Residuals / residuals

Source: Residuals/residuals.Rmd

The original page uses stan_glm, but the displayed ideas are ordinary fitted values and residuals. Here we use statsmodels OLS to reproduce the same simulated examples: first a treatment indicator plus one pre-treatment predictor, then a higher-dimensional predictor matrix where fitted values are the natural one-dimensional summary.

Setup

Code
import numpy as np
import pandas as pd
import matplotlib.pyplot as plt
import statsmodels.formula.api as smf

rng = np.random.default_rng(1507)

One predictor and a treatment indicator

Code
N = 100
x = rng.uniform(0, 1, size=N)
z = rng.integers(0, 2, size=N)
a = 1.0
b = 2.0
theta = 5.0
sigma = 2.0
y = a + b * x + theta * z + rng.normal(0, sigma, size=N)
fake = pd.DataFrame({"x": x, "z": z, "y": y})

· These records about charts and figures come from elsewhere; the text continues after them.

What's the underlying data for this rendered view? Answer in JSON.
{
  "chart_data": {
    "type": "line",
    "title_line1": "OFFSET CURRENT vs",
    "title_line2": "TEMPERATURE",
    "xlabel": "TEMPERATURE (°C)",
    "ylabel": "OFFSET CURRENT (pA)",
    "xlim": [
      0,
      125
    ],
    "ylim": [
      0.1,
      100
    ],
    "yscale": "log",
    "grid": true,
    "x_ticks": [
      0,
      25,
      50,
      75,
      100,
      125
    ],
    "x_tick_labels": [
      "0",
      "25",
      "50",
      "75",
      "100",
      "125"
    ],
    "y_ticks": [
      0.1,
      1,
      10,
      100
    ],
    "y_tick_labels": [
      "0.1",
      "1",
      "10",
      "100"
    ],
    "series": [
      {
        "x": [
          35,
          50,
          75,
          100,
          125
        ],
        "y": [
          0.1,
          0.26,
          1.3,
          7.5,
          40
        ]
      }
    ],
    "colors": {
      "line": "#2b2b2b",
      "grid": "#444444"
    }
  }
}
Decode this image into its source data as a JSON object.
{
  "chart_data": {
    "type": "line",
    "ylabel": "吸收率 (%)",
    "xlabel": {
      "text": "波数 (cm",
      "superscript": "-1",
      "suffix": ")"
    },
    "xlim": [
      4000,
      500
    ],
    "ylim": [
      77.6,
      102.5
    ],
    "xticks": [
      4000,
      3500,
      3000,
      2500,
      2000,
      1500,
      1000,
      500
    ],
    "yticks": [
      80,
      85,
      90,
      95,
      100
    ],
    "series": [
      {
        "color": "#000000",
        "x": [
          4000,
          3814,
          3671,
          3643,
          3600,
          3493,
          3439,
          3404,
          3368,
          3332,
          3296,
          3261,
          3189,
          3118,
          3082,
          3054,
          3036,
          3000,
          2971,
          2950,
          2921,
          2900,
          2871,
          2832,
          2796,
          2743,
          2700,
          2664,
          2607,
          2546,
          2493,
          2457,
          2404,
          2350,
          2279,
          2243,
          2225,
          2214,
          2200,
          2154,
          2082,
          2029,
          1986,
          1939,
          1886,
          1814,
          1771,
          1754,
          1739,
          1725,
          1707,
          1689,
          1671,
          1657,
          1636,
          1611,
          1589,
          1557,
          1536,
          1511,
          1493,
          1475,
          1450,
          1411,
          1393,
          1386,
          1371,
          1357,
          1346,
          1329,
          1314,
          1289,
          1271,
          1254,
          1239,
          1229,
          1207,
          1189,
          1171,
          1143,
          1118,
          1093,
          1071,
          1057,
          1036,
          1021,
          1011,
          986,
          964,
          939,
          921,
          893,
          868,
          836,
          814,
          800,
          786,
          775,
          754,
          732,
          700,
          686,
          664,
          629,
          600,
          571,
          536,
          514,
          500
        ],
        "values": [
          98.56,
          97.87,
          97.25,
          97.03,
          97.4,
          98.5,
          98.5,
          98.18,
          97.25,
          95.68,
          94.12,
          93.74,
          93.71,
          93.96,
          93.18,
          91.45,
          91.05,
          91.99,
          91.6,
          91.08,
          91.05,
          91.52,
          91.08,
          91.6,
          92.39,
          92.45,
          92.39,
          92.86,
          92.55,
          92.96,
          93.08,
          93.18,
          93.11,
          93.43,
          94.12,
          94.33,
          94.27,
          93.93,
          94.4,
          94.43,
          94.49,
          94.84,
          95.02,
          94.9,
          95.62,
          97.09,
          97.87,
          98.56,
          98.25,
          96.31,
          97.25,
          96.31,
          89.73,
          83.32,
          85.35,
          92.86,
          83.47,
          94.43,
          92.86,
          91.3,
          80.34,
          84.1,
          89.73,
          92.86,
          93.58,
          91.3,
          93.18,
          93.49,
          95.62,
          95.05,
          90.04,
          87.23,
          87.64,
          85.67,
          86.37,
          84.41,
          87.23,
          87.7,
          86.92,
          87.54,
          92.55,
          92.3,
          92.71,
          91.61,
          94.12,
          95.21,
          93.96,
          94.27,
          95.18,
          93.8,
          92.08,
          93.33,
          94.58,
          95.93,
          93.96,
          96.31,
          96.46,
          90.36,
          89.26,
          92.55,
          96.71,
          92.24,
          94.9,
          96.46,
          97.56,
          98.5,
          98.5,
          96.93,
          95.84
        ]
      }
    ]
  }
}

fit = smf.ols("y ~ x + z", data=fake).fit()
fit.params
Intercept    0.626230
x            2.497487
z            4.740278
dtype: float64
Code
fig, axes = plt.subplots(1, 2, figsize=(10, 4), sharex=True, sharey=True)
for level, ax in enumerate(axes):
    subset = fake[fake["z"] == level]
    ax.scatter(subset["x"], subset["y"], color="black", marker="o" if level == 0 else "^", s=30)
    x_grid = np.linspace(fake["x"].min(), fake["x"].max(), 100)
    y_grid = fit.params["Intercept"] + fit.params["x"] * x_grid + fit.params["z"] * level
    ax.plot(x_grid, y_grid, color="black")
    ax.set_title(f"z = {level}")
    ax.set_xlabel("Pre-treatment predictor, x")
    ax.spines[["top", "right"]].set_visible(False)
axes[0].set_ylabel("Outcome, y")
fig.tight_layout()

Conditioning on z, the fitted regression line shifts vertically by the estimated treatment coefficient while keeping a common slope for x.

Many pre-treatment predictors

Code
N = 100
K = 10
X = rng.uniform(0, 1, size=(N, K))
z = rng.integers(0, 2, size=N)
a = 1.0
b = np.arange(1, K + 1)
theta = 10.0
sigma = 5.0
y = a + X @ b + theta * z + rng.normal(0, sigma, size=N)

fake_many = pd.DataFrame(X, columns=[f"x{k}" for k in range(1, K + 1)])
fake_many["z"] = z
fake_many["y"] = y
formula = "y ~ " + " + ".join([f"x{k}" for k in range(1, K + 1)]) + " + z"
fit_many = smf.ols(formula, data=fake_many).fit()
fake_many["y_hat"] = fit_many.fittedvalues
fake_many["residual"] = fit_many.resid
fit_many.rsquared
np.float64(0.698002161538674)

Outcome against the linear predictor

Code
lims = [min(fake_many["y"].min(), fake_many["y_hat"].min()), max(fake_many["y"].max(), fake_many["y_hat"].max())]
fig, axes = plt.subplots(1, 2, figsize=(10, 4), sharex=True, sharey=True)
for level, ax in enumerate(axes):
    subset = fake_many[fake_many["z"] == level]
    ax.scatter(subset["y_hat"], subset["y"], color="black", marker="o" if level == 0 else "^", s=30)
    ax.plot(lims, lims, color="black", lw=1)
    ax.set_title(f"z = {level}")
    ax.set_xlabel(r"Linear predictor, $\hat y$")
    ax.spines[["top", "right"]].set_visible(False)
axes[0].set_ylabel("Outcome, y")
fig.tight_layout()

Residuals against the linear predictor

Code
fig, axes = plt.subplots(1, 2, figsize=(10, 4), sharex=True, sharey=True)
for level, ax in enumerate(axes):
    subset = fake_many[fake_many["z"] == level]
    ax.scatter(subset["y_hat"], subset["residual"], color="black", marker="o" if level == 0 else "^", s=30)
    ax.axhline(0, color="black", lw=1)
    ax.set_title(f"z = {level}")
    ax.set_xlabel(r"Linear predictor, $\hat y$")
    ax.spines[["top", "right"]].set_visible(False)
axes[0].set_ylabel("Residual, r")
fig.tight_layout()

The residual plot removes the fitted mean structure. The remaining vertical scatter is what the Gaussian error term represents in this simulated example.